I then continue and get
$$sY(s) – y_0 = e^{-s}\bigg[\int_{-1}^0 e^{-s\tau} y(\tau)d\tau +
\int_{0}^\infty e^{-s\tau} y(\tau)d\tau \bigg]$$
$$sY(s) – y_0 = e^{-s}\bigg[y(\tau)\frac{e^{-s\tau}}{-s}\bigg|^0_{-1} +
\frac{1}{s}\int_{-1}^{0} y'(\tau)e^{-s\tau}d\tau +Y(s)\bigg]$$
where I used integration by parts to evaluate the first integral in the upper equation that's from $-1$ to $0$. This is where I'm stuck, because in the last equation, while I can evaluate the first part, and obviously simplify the rest of the equation, I'm not sure how to solve the middle integral. I tried letting it be equal to a random integral $I$ to use integration by parts again and get a value, but I ended up with a $0=0$ equation lol. I might be fuzzy on my calculus skills, so can someone help me evaluate that center integral? Or basically just this following integral overall $$\int_{-1}^0 e^{-s\tau} y(\tau)d\tau$$
I feel like it's probably something really simple I'm missing, but I would be super helpful if someone could help point it out. Thank you!!
Best Answer
I have to make a necessary assumption in order to solve your differential equation using Laplace transform, that being $y(t)$ is a causal function, meaning we don't care about its history ($y=0$ if $t<0$). That being said, if we shift the function 1 unit to the right, it would still be zero for $t<1$, and the equation turns to: $$y'(t)=y(t-1)H(t-1)$$ where $H(t)$ is the Heaviside or unit step function.

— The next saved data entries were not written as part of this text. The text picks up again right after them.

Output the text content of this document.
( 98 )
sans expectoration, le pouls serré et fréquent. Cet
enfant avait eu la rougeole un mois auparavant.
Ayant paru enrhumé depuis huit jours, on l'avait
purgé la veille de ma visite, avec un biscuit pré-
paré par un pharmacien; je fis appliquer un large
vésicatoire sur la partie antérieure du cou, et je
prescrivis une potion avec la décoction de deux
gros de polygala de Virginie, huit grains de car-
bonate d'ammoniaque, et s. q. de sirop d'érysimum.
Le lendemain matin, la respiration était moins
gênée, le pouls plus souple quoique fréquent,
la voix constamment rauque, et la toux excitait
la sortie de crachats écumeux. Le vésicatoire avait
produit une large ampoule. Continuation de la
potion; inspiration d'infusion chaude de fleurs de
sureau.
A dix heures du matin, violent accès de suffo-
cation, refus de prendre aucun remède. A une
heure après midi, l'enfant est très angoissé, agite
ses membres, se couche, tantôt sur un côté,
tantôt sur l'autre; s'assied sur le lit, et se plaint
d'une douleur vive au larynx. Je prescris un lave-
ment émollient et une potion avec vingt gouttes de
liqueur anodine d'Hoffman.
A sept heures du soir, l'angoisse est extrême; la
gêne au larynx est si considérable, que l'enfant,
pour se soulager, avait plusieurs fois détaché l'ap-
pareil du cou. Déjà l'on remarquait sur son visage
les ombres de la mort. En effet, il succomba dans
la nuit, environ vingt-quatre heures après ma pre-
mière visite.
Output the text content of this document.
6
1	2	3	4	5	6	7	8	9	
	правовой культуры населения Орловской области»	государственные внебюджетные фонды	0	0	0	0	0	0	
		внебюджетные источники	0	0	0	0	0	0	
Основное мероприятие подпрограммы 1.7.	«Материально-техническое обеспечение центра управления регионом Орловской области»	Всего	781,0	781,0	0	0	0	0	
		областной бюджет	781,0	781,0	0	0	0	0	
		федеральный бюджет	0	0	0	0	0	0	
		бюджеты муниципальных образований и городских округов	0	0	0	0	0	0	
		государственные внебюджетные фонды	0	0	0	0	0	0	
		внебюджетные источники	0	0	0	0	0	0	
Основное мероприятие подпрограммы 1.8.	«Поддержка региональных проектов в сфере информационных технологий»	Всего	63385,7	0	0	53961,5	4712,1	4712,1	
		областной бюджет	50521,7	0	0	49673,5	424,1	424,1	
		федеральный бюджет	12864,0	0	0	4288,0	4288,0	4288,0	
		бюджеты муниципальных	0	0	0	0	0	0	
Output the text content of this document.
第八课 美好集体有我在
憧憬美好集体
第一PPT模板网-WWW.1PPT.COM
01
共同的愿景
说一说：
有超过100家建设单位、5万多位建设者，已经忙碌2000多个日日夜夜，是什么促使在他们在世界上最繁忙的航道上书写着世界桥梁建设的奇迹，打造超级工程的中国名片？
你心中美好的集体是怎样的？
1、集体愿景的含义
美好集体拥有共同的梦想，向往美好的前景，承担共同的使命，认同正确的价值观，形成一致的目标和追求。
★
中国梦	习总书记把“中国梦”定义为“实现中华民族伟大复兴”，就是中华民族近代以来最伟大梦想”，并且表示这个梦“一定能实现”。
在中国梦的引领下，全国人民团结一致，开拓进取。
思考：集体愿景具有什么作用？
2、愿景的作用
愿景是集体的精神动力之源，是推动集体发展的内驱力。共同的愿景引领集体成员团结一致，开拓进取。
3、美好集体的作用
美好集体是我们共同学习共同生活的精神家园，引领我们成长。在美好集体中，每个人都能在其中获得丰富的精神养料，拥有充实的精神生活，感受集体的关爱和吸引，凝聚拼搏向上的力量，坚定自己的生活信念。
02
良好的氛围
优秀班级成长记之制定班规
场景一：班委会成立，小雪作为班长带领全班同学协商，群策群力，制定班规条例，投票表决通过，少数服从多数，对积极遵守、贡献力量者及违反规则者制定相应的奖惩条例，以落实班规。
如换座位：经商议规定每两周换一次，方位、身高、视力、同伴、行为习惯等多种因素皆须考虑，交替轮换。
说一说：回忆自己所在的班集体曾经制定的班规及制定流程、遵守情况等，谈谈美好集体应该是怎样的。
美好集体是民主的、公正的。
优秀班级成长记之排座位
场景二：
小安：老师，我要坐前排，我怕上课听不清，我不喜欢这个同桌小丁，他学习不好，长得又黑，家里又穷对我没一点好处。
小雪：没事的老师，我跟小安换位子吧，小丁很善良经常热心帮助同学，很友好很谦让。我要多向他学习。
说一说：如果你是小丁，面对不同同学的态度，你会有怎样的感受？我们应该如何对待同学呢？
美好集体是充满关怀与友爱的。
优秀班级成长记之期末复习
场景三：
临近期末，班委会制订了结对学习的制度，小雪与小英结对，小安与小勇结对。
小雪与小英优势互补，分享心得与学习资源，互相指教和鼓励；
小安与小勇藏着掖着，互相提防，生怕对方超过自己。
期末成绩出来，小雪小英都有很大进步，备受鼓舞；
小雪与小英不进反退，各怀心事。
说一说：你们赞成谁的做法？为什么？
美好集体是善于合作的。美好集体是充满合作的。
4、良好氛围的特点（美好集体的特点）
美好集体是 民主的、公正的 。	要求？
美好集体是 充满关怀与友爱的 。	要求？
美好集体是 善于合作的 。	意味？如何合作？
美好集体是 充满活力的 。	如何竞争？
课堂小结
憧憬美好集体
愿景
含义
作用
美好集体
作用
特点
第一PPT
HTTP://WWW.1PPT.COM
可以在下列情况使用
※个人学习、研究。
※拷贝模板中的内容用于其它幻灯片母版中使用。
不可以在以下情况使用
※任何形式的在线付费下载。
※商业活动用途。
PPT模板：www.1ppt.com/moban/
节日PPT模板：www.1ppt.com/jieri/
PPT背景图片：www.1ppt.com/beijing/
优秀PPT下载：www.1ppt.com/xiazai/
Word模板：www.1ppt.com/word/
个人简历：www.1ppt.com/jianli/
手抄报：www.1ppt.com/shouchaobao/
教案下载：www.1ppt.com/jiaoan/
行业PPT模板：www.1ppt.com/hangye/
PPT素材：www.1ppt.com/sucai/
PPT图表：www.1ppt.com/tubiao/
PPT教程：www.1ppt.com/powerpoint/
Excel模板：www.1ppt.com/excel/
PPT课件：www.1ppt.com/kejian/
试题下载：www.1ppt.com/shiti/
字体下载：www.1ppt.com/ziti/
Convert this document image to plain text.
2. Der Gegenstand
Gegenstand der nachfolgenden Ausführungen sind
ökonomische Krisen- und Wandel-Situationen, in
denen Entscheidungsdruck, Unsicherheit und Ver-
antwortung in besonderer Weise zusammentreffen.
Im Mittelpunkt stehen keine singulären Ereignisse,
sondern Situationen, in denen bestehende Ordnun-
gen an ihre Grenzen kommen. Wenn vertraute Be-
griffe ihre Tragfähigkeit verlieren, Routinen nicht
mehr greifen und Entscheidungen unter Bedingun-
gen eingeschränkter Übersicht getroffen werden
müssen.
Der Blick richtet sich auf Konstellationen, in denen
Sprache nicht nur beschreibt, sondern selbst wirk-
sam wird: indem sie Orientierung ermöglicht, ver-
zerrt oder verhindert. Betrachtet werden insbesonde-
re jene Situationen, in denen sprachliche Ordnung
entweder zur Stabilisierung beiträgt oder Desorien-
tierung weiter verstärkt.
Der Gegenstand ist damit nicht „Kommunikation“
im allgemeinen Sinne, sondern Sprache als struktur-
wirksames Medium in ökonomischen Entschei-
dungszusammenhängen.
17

Taking Laplace transforms:
$$sY(s)-y_0 = Y(s)e^{-s}$$ $$sY(s)-Y(s)e^{-s}=y_0 $$ $$(s-e^{-s})Y(s)=y_0 $$ $$Y(s) = \frac{y_0}{s-e^{-s}} = \frac{y_0}{s} \; \frac{1}{1-\frac{e^{-s}}{s}} = \frac{y_0}{s} \sum_{n=0}^{+\infty} \left( \frac{e^{-s}}{s} \right)^n = y_0 \sum_{n=0}^{+\infty} \frac{e^{-ns}}{s^{n+1}} $$
if $\left| \frac{e^{-s}}{s} \right|<1$
Now there's another assumption to make, and that is the inverse Laplace of a series is the series of the inverse Laplace (operator and series commute). It's not obvious, hard to prove, but widely used to solve for example, RLC circuits with periodic voltage sources.
Then, $$\mathcal{L}^{-1} \left\{ \frac{e^{-ns}}{s^{n+1}} \right\} = \mathcal{L}^{-1} \left\{ \frac{1}{n!} \frac{n!}{s^{n+1}} e^{-ns} \right\} = \frac{1}{n!} \mathcal{L}^{-1} \left. \left\{ \frac{n!}{s^{n+1}} \right\} \right|_{t-n} H(t-n) = \frac{(t-n)^{n}}{n!} H(t-n)$$
Resulting in
$$y(t) = y_0 \sum_{n=0}^{+\infty} \frac{(t-n)^{n}}{n!} H(t-n) = y_0 \left[ H(t) +(t-1)H(t-1) + \frac{1}{2} (t-2)^2 H(t-2) +...\right]$$
Where you can compute by hand or with GeoGebra that its derivative is a shifted version of itself. Here we've found a solution of the delayed differential equation restricting the solution to be causal, a requirement to use Laplace transforms in the first place.